2.) The case selection and “analysis” of the data derived from those cases, suffer from a number of biases that render the findings fairly useless. Take the “quasi-selected” teachers. What is the principal rival hypothesis that the authors can’t eliminate? That is, what control variables are missing from their model of teacher termination? They have no way of knowing, beyond some tepid and unverifiable assurances (again, this is a bit of a problem when your principal control is unfalsifiable and you can’t compensate for this by making assumptions about the veracity of these statements since most people are loathe to self-criticize, particularly when their embroiled in a lawsuit to save their job) from the teachers, that they were not terminated for reasons other than their EVAAS scores.
Their PDAS scores provide some evidence here, but the authors do not consider how these may have impacted the teachers’ termination decision. Without knowing the distribution of PDAS scores in the district (I’m assuming that they are severely skewed and overwhelming positive), these scores look quite low. And, interesting, consistently low (with one exception). What percentile were these scores? How much worse (or better) were these teachers’ scores than other faculty? Were these scores lower or higher than other teachers with similar VAM scores who were not terminated? These are interesting questions.

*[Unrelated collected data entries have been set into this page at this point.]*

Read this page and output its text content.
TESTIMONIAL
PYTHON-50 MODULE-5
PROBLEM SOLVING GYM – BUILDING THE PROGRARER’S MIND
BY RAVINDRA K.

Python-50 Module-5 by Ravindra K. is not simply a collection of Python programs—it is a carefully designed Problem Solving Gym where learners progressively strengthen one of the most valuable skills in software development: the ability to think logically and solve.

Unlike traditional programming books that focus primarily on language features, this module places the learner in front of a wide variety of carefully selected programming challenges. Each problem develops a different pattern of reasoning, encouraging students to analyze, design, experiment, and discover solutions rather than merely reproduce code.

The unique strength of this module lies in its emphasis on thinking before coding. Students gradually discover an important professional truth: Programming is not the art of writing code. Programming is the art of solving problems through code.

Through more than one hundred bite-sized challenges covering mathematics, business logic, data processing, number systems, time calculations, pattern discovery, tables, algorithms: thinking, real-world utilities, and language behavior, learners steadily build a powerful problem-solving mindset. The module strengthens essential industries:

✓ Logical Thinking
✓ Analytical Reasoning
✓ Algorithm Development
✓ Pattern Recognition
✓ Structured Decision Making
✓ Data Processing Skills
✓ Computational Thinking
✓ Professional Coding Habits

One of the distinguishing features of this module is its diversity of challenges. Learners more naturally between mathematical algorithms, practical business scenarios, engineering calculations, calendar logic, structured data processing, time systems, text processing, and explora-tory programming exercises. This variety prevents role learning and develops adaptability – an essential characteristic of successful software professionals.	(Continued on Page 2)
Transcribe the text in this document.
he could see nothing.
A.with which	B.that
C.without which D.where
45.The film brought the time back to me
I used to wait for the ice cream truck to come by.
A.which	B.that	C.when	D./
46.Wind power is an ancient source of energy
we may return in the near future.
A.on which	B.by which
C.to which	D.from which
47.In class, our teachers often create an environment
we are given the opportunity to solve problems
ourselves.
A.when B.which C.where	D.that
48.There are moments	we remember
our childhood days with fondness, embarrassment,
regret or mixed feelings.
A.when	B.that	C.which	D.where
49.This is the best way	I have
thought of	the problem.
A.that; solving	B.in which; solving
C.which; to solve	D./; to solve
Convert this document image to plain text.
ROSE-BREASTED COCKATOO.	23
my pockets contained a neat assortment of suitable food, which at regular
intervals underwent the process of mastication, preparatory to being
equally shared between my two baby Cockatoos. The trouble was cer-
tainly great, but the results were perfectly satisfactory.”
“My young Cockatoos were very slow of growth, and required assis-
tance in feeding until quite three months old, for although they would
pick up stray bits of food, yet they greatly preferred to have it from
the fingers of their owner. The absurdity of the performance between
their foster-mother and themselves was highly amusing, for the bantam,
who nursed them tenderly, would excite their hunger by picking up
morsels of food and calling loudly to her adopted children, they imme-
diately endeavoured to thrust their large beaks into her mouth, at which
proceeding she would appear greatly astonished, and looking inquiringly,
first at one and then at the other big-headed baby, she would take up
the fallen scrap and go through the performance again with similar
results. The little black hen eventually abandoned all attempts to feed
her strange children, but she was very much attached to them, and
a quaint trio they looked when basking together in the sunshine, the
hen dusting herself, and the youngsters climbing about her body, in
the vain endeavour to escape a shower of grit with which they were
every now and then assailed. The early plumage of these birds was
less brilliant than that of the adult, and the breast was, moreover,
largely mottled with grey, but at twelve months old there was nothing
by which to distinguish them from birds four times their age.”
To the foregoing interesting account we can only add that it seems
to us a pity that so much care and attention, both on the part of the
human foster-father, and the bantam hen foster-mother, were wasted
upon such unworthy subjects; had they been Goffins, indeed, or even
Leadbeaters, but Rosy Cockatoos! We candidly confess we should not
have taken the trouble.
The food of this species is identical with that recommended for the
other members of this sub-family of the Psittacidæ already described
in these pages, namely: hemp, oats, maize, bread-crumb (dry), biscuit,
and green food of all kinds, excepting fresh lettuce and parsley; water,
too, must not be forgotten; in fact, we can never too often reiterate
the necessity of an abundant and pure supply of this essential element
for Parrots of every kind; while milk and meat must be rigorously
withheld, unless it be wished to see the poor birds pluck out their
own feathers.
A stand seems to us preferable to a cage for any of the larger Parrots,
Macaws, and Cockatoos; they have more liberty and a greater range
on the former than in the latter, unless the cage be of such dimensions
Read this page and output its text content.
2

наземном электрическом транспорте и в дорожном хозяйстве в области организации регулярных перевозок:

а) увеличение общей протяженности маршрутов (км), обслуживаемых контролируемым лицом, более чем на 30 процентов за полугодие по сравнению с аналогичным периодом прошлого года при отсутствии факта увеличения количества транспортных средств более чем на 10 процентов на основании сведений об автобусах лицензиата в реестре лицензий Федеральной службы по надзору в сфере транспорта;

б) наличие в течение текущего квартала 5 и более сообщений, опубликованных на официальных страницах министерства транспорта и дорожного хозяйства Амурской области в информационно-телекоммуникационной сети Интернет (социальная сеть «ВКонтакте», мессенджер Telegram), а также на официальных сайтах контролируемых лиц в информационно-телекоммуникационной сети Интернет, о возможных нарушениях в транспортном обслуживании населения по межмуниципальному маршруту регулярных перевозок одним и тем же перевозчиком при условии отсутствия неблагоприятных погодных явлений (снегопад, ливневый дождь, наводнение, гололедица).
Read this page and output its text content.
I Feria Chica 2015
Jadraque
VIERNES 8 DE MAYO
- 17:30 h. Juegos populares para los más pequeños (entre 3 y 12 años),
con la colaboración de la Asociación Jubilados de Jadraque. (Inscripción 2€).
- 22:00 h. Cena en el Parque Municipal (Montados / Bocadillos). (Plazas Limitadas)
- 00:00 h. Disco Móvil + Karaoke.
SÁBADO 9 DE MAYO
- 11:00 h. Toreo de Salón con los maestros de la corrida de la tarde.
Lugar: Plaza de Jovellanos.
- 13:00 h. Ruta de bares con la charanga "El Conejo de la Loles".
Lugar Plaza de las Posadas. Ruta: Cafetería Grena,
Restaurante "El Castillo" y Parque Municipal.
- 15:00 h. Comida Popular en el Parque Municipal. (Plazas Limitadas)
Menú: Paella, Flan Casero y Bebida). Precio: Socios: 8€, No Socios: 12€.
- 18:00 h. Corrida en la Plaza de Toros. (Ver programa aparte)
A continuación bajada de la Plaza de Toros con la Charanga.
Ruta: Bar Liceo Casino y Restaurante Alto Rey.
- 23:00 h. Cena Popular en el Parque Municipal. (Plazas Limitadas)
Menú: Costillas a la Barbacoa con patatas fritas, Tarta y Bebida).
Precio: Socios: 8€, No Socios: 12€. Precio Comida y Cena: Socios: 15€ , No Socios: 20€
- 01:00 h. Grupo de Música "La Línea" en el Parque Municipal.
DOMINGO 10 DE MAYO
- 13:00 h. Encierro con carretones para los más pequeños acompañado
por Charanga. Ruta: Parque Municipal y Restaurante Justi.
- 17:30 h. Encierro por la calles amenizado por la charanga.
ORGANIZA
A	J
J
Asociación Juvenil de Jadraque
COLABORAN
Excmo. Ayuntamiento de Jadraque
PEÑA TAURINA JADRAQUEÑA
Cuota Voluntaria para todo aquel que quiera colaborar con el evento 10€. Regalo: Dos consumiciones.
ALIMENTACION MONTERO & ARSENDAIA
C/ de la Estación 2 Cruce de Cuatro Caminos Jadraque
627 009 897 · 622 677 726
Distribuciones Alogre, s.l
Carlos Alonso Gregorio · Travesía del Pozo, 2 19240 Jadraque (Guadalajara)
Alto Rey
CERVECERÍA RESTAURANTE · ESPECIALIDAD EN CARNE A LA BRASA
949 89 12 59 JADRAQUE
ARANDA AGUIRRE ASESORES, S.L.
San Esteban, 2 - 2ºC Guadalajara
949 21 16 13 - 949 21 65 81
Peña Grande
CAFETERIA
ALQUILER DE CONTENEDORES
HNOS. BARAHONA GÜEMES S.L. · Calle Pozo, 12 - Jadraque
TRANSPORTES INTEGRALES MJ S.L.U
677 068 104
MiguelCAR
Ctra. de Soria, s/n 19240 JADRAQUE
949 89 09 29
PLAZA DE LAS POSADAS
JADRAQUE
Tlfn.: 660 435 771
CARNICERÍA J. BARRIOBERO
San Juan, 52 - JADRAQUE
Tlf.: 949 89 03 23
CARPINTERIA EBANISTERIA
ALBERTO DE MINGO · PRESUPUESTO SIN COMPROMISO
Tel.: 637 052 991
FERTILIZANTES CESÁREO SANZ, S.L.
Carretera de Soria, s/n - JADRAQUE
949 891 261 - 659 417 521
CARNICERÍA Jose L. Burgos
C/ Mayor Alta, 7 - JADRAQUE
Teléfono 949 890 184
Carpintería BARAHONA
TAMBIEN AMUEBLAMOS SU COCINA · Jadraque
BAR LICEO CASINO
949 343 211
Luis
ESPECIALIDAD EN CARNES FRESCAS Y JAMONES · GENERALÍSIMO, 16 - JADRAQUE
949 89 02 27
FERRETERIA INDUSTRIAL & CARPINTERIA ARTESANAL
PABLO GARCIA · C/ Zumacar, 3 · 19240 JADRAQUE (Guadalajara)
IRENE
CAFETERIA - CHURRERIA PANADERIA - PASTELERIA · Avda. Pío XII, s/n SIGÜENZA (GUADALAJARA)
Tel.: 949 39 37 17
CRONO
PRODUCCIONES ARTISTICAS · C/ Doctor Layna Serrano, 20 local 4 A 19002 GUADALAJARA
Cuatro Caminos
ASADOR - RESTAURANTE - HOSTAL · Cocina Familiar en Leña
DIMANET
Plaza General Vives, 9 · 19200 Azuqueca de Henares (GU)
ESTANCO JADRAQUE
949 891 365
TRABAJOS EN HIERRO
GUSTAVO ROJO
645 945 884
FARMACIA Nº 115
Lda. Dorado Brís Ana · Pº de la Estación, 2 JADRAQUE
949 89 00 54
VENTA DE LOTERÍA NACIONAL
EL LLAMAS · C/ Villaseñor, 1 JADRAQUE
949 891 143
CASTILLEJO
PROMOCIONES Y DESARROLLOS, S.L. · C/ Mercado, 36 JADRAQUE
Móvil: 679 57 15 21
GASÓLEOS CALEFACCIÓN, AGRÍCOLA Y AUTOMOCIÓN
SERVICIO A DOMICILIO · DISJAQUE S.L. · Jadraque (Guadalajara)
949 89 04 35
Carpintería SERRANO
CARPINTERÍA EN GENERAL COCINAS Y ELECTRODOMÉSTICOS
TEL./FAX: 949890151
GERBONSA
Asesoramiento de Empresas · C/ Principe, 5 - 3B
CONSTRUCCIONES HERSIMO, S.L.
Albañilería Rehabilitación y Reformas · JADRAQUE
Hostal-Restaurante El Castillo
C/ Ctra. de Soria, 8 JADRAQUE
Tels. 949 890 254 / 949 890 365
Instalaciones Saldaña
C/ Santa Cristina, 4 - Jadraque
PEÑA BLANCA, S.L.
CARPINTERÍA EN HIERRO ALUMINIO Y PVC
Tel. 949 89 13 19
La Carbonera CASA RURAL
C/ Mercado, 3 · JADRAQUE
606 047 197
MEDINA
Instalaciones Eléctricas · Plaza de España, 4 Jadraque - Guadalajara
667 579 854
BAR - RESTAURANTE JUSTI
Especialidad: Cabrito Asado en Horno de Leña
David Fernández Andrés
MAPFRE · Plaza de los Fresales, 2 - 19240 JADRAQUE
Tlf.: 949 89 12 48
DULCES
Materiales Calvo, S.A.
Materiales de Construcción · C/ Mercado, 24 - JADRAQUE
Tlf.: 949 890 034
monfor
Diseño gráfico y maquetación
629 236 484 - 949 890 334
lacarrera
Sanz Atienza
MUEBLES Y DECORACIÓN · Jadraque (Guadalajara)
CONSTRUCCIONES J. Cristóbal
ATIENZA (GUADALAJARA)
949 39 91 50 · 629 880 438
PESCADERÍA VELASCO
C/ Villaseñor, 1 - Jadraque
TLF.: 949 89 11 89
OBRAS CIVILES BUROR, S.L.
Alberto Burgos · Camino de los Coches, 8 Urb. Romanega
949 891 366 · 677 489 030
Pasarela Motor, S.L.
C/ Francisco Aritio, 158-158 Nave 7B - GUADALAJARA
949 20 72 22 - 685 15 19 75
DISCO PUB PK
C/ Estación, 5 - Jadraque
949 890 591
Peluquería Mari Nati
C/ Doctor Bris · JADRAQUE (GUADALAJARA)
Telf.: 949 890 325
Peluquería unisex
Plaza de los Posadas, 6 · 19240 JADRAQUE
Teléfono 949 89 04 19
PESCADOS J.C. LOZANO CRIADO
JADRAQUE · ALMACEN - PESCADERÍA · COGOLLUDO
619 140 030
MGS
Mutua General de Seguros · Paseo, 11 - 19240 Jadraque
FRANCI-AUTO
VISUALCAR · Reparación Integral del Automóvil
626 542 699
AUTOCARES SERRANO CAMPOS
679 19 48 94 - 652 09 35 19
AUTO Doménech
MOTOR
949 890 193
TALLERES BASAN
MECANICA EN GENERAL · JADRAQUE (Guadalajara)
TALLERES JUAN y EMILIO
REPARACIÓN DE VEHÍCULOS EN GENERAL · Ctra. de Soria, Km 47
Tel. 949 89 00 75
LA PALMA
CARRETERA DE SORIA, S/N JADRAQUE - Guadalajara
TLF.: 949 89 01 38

View a video prepared by the authors at: http://epaa.asu.edu/ojs/blog/?p=1944
I have taught physical education and adapted physical education for over 30 years. No one has ever been able to apply any of these evaluations for merit pay in regard to art, music, physical education, special education, speech and language, physical therapy, occupational therapy, guidance counselors, or any or the specialized teachers so prevalent in the public school system. Not every teacher is in a self-contained classroom with a homogeneous and stable population of students. In some of the schools where I’ve taught, the student body turns over up to a third of their students during the school year! How does that get applied? These factors are not even touched in any of the studies I’ve read.